Miembros

  • Thread starter Thread starter Myselff
  • Start date Start date
pues es una gilipollez pero oye haz lo que te de la gana
 
UztgIfr.jpg
 
que pesada eres con el puto programa ese de mierda, follatelos ya a todos puta y dejanos en paz
 
Hier vendredi dernier jour d'école.

J'étais à la maison en train d'attendre ma femme qui est venue avec le bébé pour manger chez mes parents. Et la fille vient à moi avec un visage très sérieux.

Il me dit mot pour mot 'Papa, une chose très sérieuse s'est passée à l'école'. À ce moment-là, j'ai pensé que ce serait un non-sens.

Le bébé continue: 'Aujourd'hui, XXXXX (nom d'un enfant maure) m'a écrit une lettre pour me dire de mauvaises choses'. Là je commence à m'inquiéter et je pose des questions sur le contenu de celui-ci.

Et c'est à ce moment-là qu'il me le laisse tomber: 'Je mets YYYY (nom de ma fille), je vais te tuer. Je vais te couper la tête. '

Ma femme est abasourdie, parce que le professeur lui avait dit quelque chose en haut, mais sans préciser ce que le morito lui avait dit.

Je deviens évidemment un basilic. La première chose que je fais est de lui demander si elle a fait quelque chose à l'enfant qui - même si cela ne le justifie pas - explique au moins cette menace. La fille insiste encore et encore qu'elle n'a rien fait. Ils étaient assis à regarder des chants sur un écran et un autre camarade de classe lui avait envoyé le morceau de papier. Sans avoir interagi avec lui toute la matinée.
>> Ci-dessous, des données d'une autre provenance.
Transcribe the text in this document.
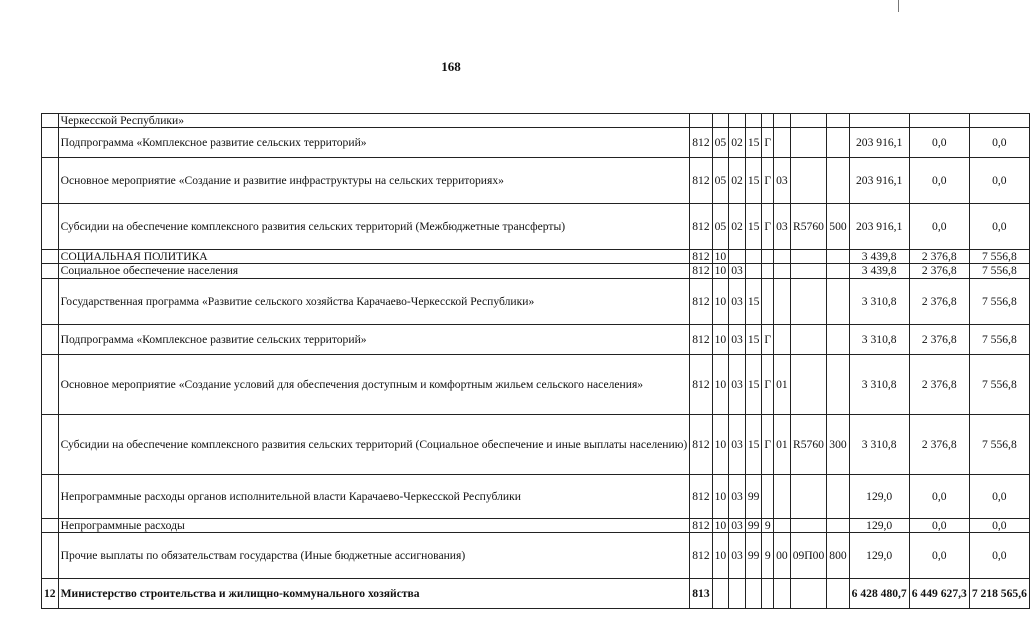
168
	Черкесской Республики»											
	Подпрограмма «Комплексное развитие сельских территорий»	812	05	02	15	Г				203 916,1	0,0	0,0
	Основное мероприятие «Создание и развитие инфраструктуры на сельских территориях»	812	05	02	15	Г	03			203 916,1	0,0	0,0
	Субсидии на обеспечение комплексного развития сельских территорий (Межбюджетные трансферты)	812	05	02	15	Г	03	R5760	500	203 916,1	0,0	0,0
	СОЦИАЛЬНАЯ ПОЛИТИКА	812	10							3 439,8	2 376,8	7 556,8
	Социальное обеспечение населения	812	10	03						3 439,8	2 376,8	7 556,8
	Государственная программа «Развитие сельского хозяйства Карачаево-Черкесской Республики»	812	10	03	15					3 310,8	2 376,8	7 556,8
	Подпрограмма «Комплексное развитие сельских территорий»	812	10	03	15	Г				3 310,8	2 376,8	7 556,8
	Основное мероприятие «Создание условий для обеспечения доступным и комфортным жильем сельского населения»	812	10	03	15	Г	01			3 310,8	2 376,8	7 556,8
	Субсидии на обеспечение комплексного развития сельских территорий (Социальное обеспечение и иные выплаты населению)	812	10	03	15	Г	01	R5760	300	3 310,8	2 376,8	7 556,8
	Непрограммные расходы органов исполнительной власти Карачаево-Черкесской Республики	812	10	03	99					129,0	0,0	0,0
	Непрограммные расходы	812	10	03	99	9				129,0	0,0	0,0
	Прочие выплаты по обязательствам государства (Иные бюджетные ассигнования)	812	10	03	99	9	00	09П00	800	129,0	0,0	0,0
12	Министерство строительства и жилищно-коммунального хозяйства	813								6 428 480,7	6 449 627,3	7 218 565,6
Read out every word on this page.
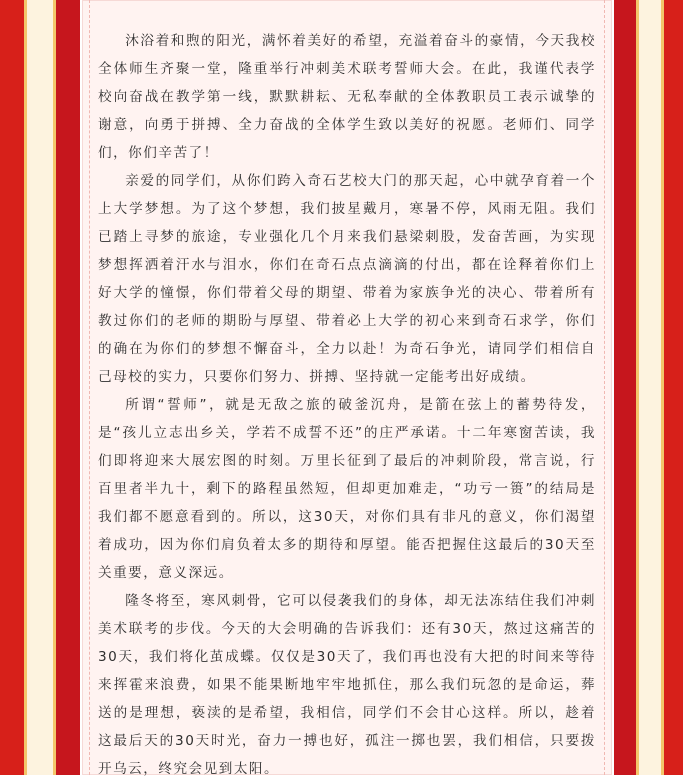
沐浴着和煦的阳光，满怀着美好的希望，充溢着奋斗的豪情，今天我校全体师生齐聚一堂，隆重举行冲刺美术联考誓师大会。在此，我谨代表学校向奋战在教学第一线，默默耕耘、无私奉献的全体教职员工表示诚挚的谢意，向勇于拼搏、全力奋战的全体学生致以美好的祝愿。老师们、同学们，你们辛苦了！

亲爱的同学们，从你们跨入奇石艺校大门的那天起，心中就孕育着一个上大学梦想。为了这个梦想，我们披星戴月，寒暑不停，风雨无阻。我们已踏上寻梦的旅途，专业强化几个月来我们悬梁刺股，发奋苦画，为实现梦想挥洒着汗水与泪水，你们在奇石点点滴滴的付出，都在诠释着你们上好大学的憧憬，你们带着父母的期望、带着为家族争光的决心、带着所有教过你们的老师的期盼与厚望、带着必上大学的初心来到奇石求学，你们的确在为你们的梦想不懈奋斗，全力以赴！为奇石争光，请同学们相信自己母校的实力，只要你们努力、拼搏、坚持就一定能考出好成绩。

所谓“誓师”，就是无敌之旅的破釜沉舟，是箭在弦上的蓄势待发，是“孩儿立志出乡关，学若不成誓不还”的庄严承诺。十二年寒窗苦读，我们即将迎来大展宏图的时刻。万里长征到了最后的冲刺阶段，常言说，行百里者半九十，剩下的路程虽然短，但却更加难走，“功亏一篑”的结局是我们都不愿意看到的。所以，这30天，对你们具有非凡的意义，你们渴望着成功，因为你们肩负着太多的期待和厚望。能否把握住这最后的30天至关重要，意义深远。

隆冬将至，寒风刺骨，它可以侵袭我们的身体，却无法冻结住我们冲刺美术联考的步伐。今天的大会明确的告诉我们：还有30天，熬过这痛苦的30天，我们将化茧成蝶。仅仅是30天了，我们再也没有大把的时间来等待来挥霍来浪费，如果不能果断地牢牢地抓住，那么我们玩忽的是命运，葬送的是理想，亵渎的是希望，我相信，同学们不会甘心这样。所以，趁着这最后天的30天时光，奋力一搏也好，孤注一掷也罢，我们相信，只要拨开乌云，终究会见到太阳。
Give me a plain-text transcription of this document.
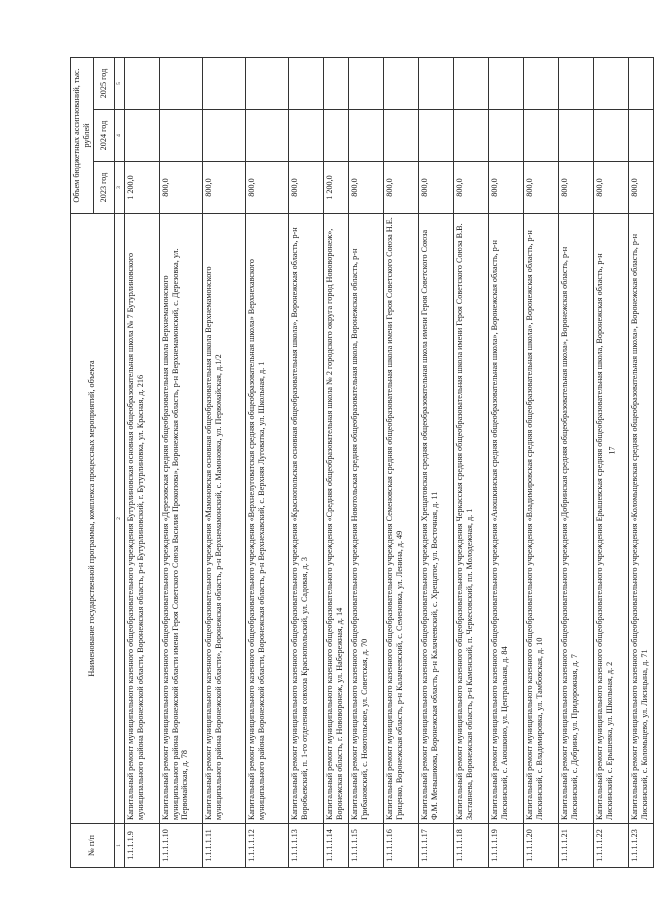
17
№ п/п	Наименование государственной программы, комплекса процессных мероприятий, объекта	Объем бюджетных ассигнований, тыс. рублей		
		2023 год	2024 год	2025 год
1	2	3	4	5
1.1.1.1.9	Капитальный ремонт муниципального казенного общеобразовательного учреждения Бутурлиновская основная общеобразовательная школа № 7 Бутурлиновского муниципального района Воронежской области, Воронежская область, р-н Бутурлиновский, г. Бутурлиновка, ул. Красная, д. 216	1 200,0		
1.1.1.1.10	Капитальный ремонт муниципального казенного общеобразовательного учреждения «Дерезовская средняя общеобразовательная школа Верхнемамонского муниципального района Воронежской области имени Героя Советского Союза Василия Прокопова», Воронежская область, р-н Верхнемамонский, с. Дерезовка, ул. Первомайская, д. 78	800,0		
1.1.1.1.11	Капитальный ремонт муниципального казенного общеобразовательного учреждения «Мамоновская основная общеобразовательная школа Верхнемамонского муниципального района Воронежской области», Воронежская область, р-н Верхнемамонский, с. Мамоновка, ул. Первомайская, д.1/2	800,0		
1.1.1.1.12	Капитальный ремонт муниципального казенного общеобразовательного учреждения «Верхнелуговатская средняя общеобразовательная школа» Верхнехавского муниципального района Воронежской области, Воронежская область, р-н Верхнехавский, с. Верхняя Луговатка, ул. Школьная, д. 1	800,0		
1.1.1.1.13	Капитальный ремонт муниципального казенного общеобразовательного учреждения «Краснопольская основная общеобразовательная школа», Воронежская область, р-н Воробьевский, п. 1-го отделения совхоза Краснопольский, ул. Садовая, д. 3	800,0		
1.1.1.1.14	Капитальный ремонт муниципального казенного общеобразовательного учреждения «Средняя общеобразовательная школа № 2 городского округа город Нововоронеж», Воронежская область, г. Нововоронеж, ул. Набережная, д. 14	1 200,0		
1.1.1.1.15	Капитальный ремонт муниципального казенного общеобразовательного учреждения Новотольская средняя общеобразовательная школа, Воронежская область, р-н Грибановский, с. Новотольское, ул. Советская, д. 70	800,0		
1.1.1.1.16	Капитальный ремонт муниципального казенного общеобразовательного учреждения Семеновская средняя общеобразовательная школа имени Героя Советского Союза Н.Е. Гриценко, Воронежская область, р-н Калачеевский, с. Семеновка, ул. Ленина, д. 49	800,0		
1.1.1.1.17	Капитальный ремонт муниципального казенного общеобразовательного учреждения Хрещатовская средняя общеобразовательная школа имени Героя Советского Союза Ф.М. Меньшикова, Воронежская область, р-н Калачеевский, с. Хрещатое, ул. Восточная, д. 11	800,0		
1.1.1.1.18	Капитальный ремонт муниципального казенного общеобразовательного учреждения Черкасская средняя общеобразовательная школа имени Героя Советского Союза В.В. Заставнева, Воронежская область, р-н Каменский, п. Черкесовский, пл. Молодежная, д. 1	800,0		
1.1.1.1.19	Капитальный ремонт муниципального казенного общеобразовательного учреждения «Аношкинская средняя общеобразовательная школа», Воронежская область, р-н Лискинский, с. Аношкино, ул. Центральная, д. 84	800,0		
1.1.1.1.20	Капитальный ремонт муниципального казенного общеобразовательного учреждения «Владимировская средняя общеобразовательная школа», Воронежская область, р-н Лискинский, с. Владимировка, ул. Тамбовская, д. 10	800,0		
1.1.1.1.21	Капитальный ремонт муниципального казенного общеобразовательного учреждения «Добринская средняя общеобразовательная школа», Воронежская область, р-н Лискинский, с. Добрино, ул. Придорожная, д. 7	800,0		
1.1.1.1.22	Капитальный ремонт муниципального казенного общеобразовательного учреждения Ерышевская средняя общеобразовательная школа, Воронежская область, р-н Лискинский, с. Ерышевка, ул. Школьная, д. 2	800,0		
1.1.1.1.23	Капитальный ремонт муниципального казенного общеобразовательного учреждения «Коломыцевская средняя общеобразовательная школа», Воронежская область, р-н Лискинский, с. Коломыцево, ул. Лисицына, д. 71	800,0		
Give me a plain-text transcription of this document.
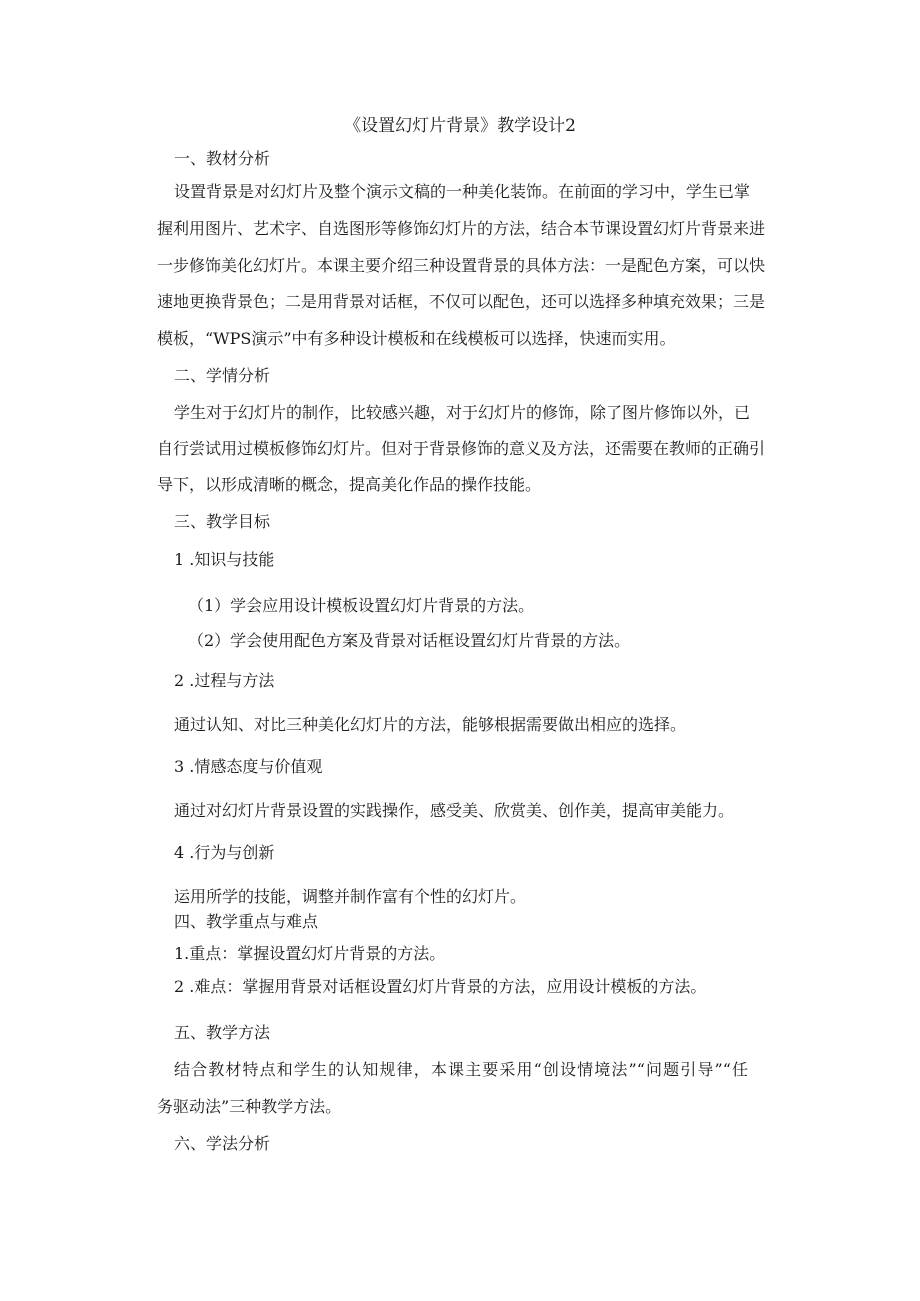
《设置幻灯片背景》教学设计2
一、教材分析
设置背景是对幻灯片及整个演示文稿的一种美化装饰。在前面的学习中，学生已掌
握利用图片、艺术字、自选图形等修饰幻灯片的方法，结合本节课设置幻灯片背景来进
一步修饰美化幻灯片。本课主要介绍三种设置背景的具体方法：一是配色方案，可以快
速地更换背景色；二是用背景对话框，不仅可以配色，还可以选择多种填充效果；三是
模板，“WPS演示”中有多种设计模板和在线模板可以选择，快速而实用。
二、学情分析
学生对于幻灯片的制作，比较感兴趣，对于幻灯片的修饰，除了图片修饰以外，已
自行尝试用过模板修饰幻灯片。但对于背景修饰的意义及方法，还需要在教师的正确引
导下，以形成清晰的概念，提高美化作品的操作技能。
三、教学目标
1 .知识与技能
（1）学会应用设计模板设置幻灯片背景的方法。
（2）学会使用配色方案及背景对话框设置幻灯片背景的方法。
2 .过程与方法
通过认知、对比三种美化幻灯片的方法，能够根据需要做出相应的选择。
3 .情感态度与价值观
通过对幻灯片背景设置的实践操作，感受美、欣赏美、创作美，提高审美能力。
4 .行为与创新
运用所学的技能，调整并制作富有个性的幻灯片。
四、教学重点与难点
1.重点：掌握设置幻灯片背景的方法。
2 .难点：掌握用背景对话框设置幻灯片背景的方法，应用设计模板的方法。
五、教学方法
结合教材特点和学生的认知规律，本课主要采用“创设情境法”“问题引导”“任
务驱动法”三种教学方法。
六、学法分析
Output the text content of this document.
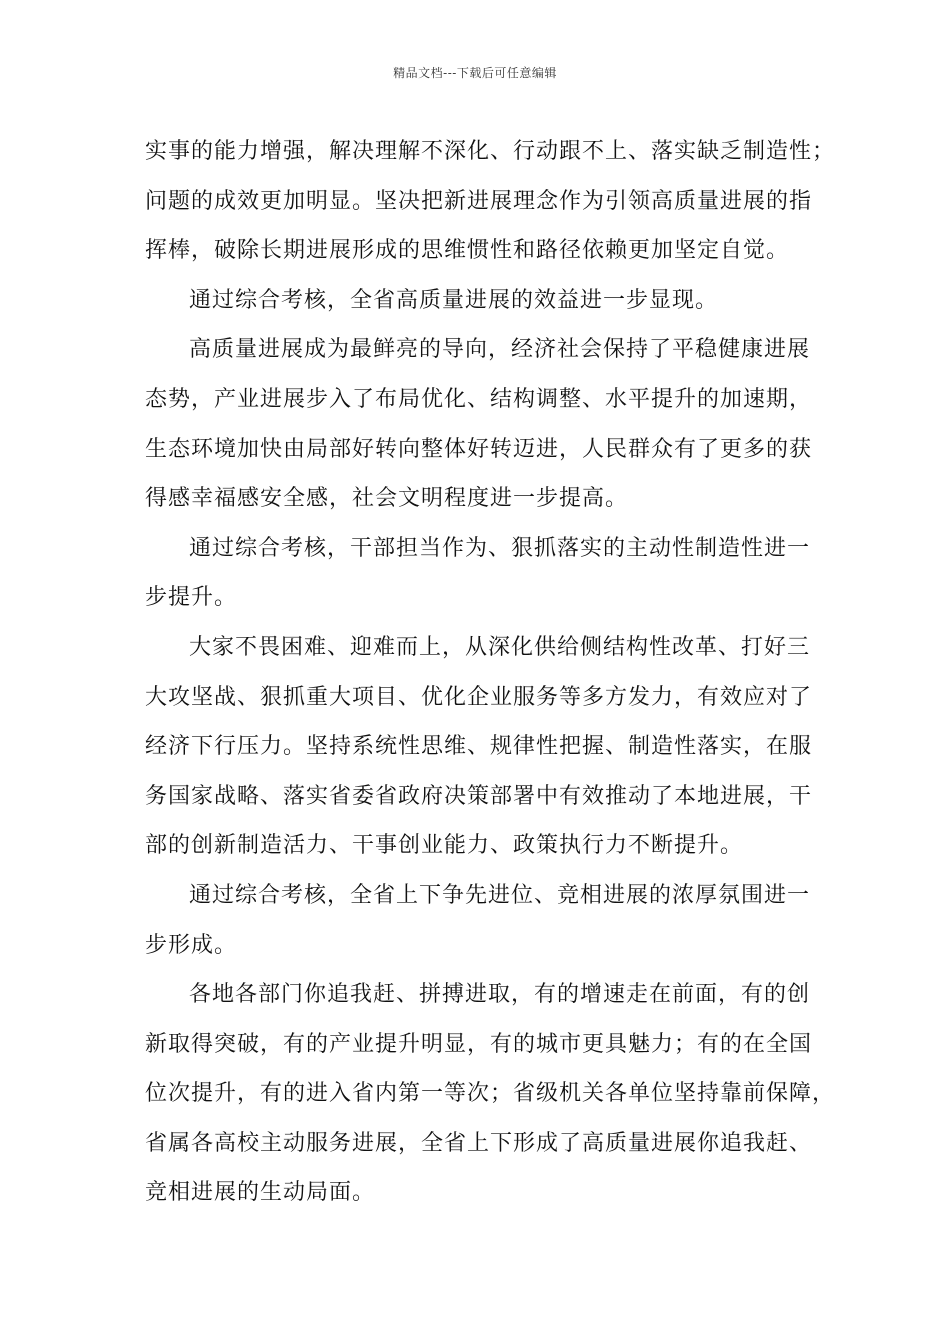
精品文档---下载后可任意编辑
实事的能力增强，解决理解不深化、行动跟不上、落实缺乏制造性；
问题的成效更加明显。坚决把新进展理念作为引领高质量进展的指
挥棒，破除长期进展形成的思维惯性和路径依赖更加坚定自觉。
通过综合考核，全省高质量进展的效益进一步显现。
高质量进展成为最鲜亮的导向，经济社会保持了平稳健康进展
态势，产业进展步入了布局优化、结构调整、水平提升的加速期，
生态环境加快由局部好转向整体好转迈进，人民群众有了更多的获
得感幸福感安全感，社会文明程度进一步提高。
通过综合考核，干部担当作为、狠抓落实的主动性制造性进一
步提升。
大家不畏困难、迎难而上，从深化供给侧结构性改革、打好三
大攻坚战、狠抓重大项目、优化企业服务等多方发力，有效应对了
经济下行压力。坚持系统性思维、规律性把握、制造性落实，在服
务国家战略、落实省委省政府决策部署中有效推动了本地进展，干
部的创新制造活力、干事创业能力、政策执行力不断提升。
通过综合考核，全省上下争先进位、竞相进展的浓厚氛围进一
步形成。
各地各部门你追我赶、拼搏进取，有的增速走在前面，有的创
新取得突破，有的产业提升明显，有的城市更具魅力；有的在全国
位次提升，有的进入省内第一等次；省级机关各单位坚持靠前保障，
省属各高校主动服务进展，全省上下形成了高质量进展你追我赶、
竞相进展的生动局面。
Je le crois Elle est extrêmement timide, le bébé typique qui ne fait pas de bruit et ne dit pas un mot plus haut que les autres.

Je dis à ma dame d'aller immédiatement parler avec l'adresse du centre et elle accepte. On prend la voiture et on y plante en une quinzaine de minutes.

Nous sonnons la cloche mais personne ne l'ouvre. Cinq minutes plus tard, la porte nous ouvre un bébé qui jouait dans le patio, de ceux qui restent dans la salle à manger. Nous sommes passés par là et il n'y avait pas d'enseignants, juste deux femmes en service pour les enfants qui restent à manger. Nous parlons à l'une d'entre elles et elle nous dit que jusqu'au 7 janvier, le directeur ne reviendra pas.

Ma femme appelle ensuite une autre mère au téléphone pour obtenir le numéro de l'enseignant. Il le lui donne et l'appelle.

L'explication de l'enseignant, bien rien. Cela a été très surpris de l'enfant. Qu'il est un garçon qui n'est généralement pas conflictuel. Il a appelé le père et le morito a beaucoup pleuré. Que le père l'a grondé. C'est une façon de parler que 'ces gens' ont. Cela, compte tenu de la gravité des menaces, nous ne devrions pas y prêter attention. Quelles sont les choses des enfants Et vous devez suivre le protocole du centre. Et nous verrons comment tout reste dans une fille.

Moi qui conduisais à côté de ma femme pendant qu'elle parlait, j'ai insisté pour que je veuille parler au directeur du centre lorsqu'ils passent leurs soirées. Et ainsi il l'a transmis. Donc, pour l'instant, la tranquillité. Mais au retour on verra.

Ce qu’il faut ouvrir, j’espère qu’ils ne l’effacent pas, c’est de voir si quelqu'un d'autre a quelque chose comme ça et de lire vos opinions. J'ai été un enfant aussi. J'ai collé, j'ai volé les marqueurs et j'ai jeté le sandwich au sol. Mais qu'en est-il des menaces de mort si spécifiques et à un âge aussi précoce - rappelez-vous, nous parlons d'enfants de sept ans - jamais dans la vie.